I found myself with this film playing on my laptop with quite little information about it and unclear expectations. It was just one of the titles that showed up in some of my typical early year seachs: "Best Thriller films 201X", "Best Drama films 201X", "Best Horror films 201X"...

It didn't start too well. The archetypical American family: religious, living in one of those neighbourhoods of single-family houses where you need your car even to go to buy the newspaper, with a father (a Hugh Jackman very concerned about getting ready for the end of the world) that has just taught his teenager son (very concerned about how to buy his first car) to hunt a deer... Well, you know that I'm a proud European (even more now that I'm living in France), so the "American Way of Life" is almost that alien and disturbing to me as the "Saudi Way of Life". OK, I have to say that this family are close friends with an AfroAmerican family, which is not a so "American thing", as however much they now have a black president (a black president that continues to invade countries under the pretext of "peace and democracy" as aggressively as his "WASP" predecessors did), my understanding is that both communities continue to be seriously disconnected (and what to say of the "Brown" (latin) community...) Well, enough hate for the USA for today, let's focus on the film.

So, both families come together for Thanksgiving day (yet more American stuff...) and during the afternoon their 2 little girls get abducted. Not satisfied with how the police is carrying out the investigation, one of the 2 fathers (Hugh Jackman) decides to put matters in his own hands, but the whole thing goes out of control and the victim turns into monster. I won't give more details, just will say that as the film draws on, what could have been just one more entertaining film turns into an excellent one. The plot develops masterfully and unexpectedly, facing us with the moral struggles of 2 tortuous souls.

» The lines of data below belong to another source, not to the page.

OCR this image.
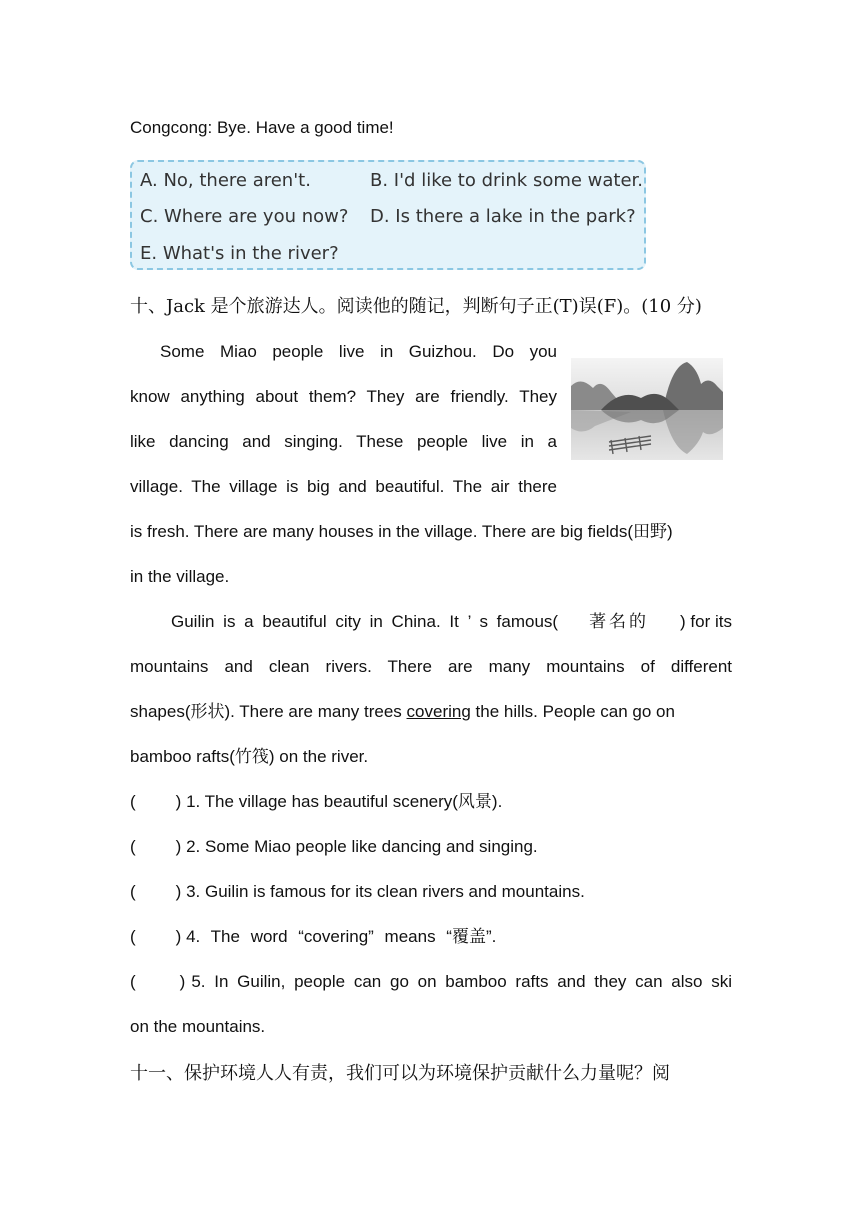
Congcong: Bye. Have a good time!
A. No, there aren't.	B. I'd like to drink some water.
C. Where are you now? D. Is there a lake in the park?
E. What's in the river?
十、Jack 是个旅游达人。阅读他的随记，判断句子正(T)误(F)。(10 分)
Some Miao people live in Guizhou. Do you
know anything about them? They are friendly. They
like dancing and singing. These people live in a
village. The village is big and beautiful. The air there
is fresh. There are many houses in the village. There are big fields(田野)
in the village.
Guilin is a beautiful city in China. It ’ s famous( 著名的 ) for its
mountains and clean rivers. There are many mountains of different
shapes(形状). There are many trees covering the hills. People can go on
bamboo rafts(竹筏) on the river.
( ) 1. The village has beautiful scenery(风景).
( ) 2. Some Miao people like dancing and singing.
( ) 3. Guilin is famous for its clean rivers and mountains.
( ) 4. The word “covering” means “覆盖”.
(	) 5. In Guilin, people can go on bamboo rafts and they can also ski
on the mountains.
十一、保护环境人人有责，我们可以为环境保护贡献什么力量呢？阅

Once finished I felt prompted to check what other films this director had worked on, finding out that this man is the genius that directed Incendies and Polytechnique 2 absolutely breathtaking works. Indeed, one can find some common ground between Prisoners and Incendies, being the religious factor the most notable to me. From the "War for God" in Incendies (that sequence when a Christian Lebanese militia executes a group of innocent muslims and we can see an image of Virgin Mary glued on the machine gun of one of the executioners is one of the best representations of human misery that I've come across in a long while), to the "War against God" of the murderers in Prisoners, intending to make people to lose their faith through the exposure to a horror and injustice that a benevolent God would never allow.

The DVD release of this film was announced on many French kiosks last week. In the advertisement they compared it to Seven. Well, I wouldn't have come up with such relation on my own, but indeed it's not misguided, though Seven remains at an upper level that very few films can reach.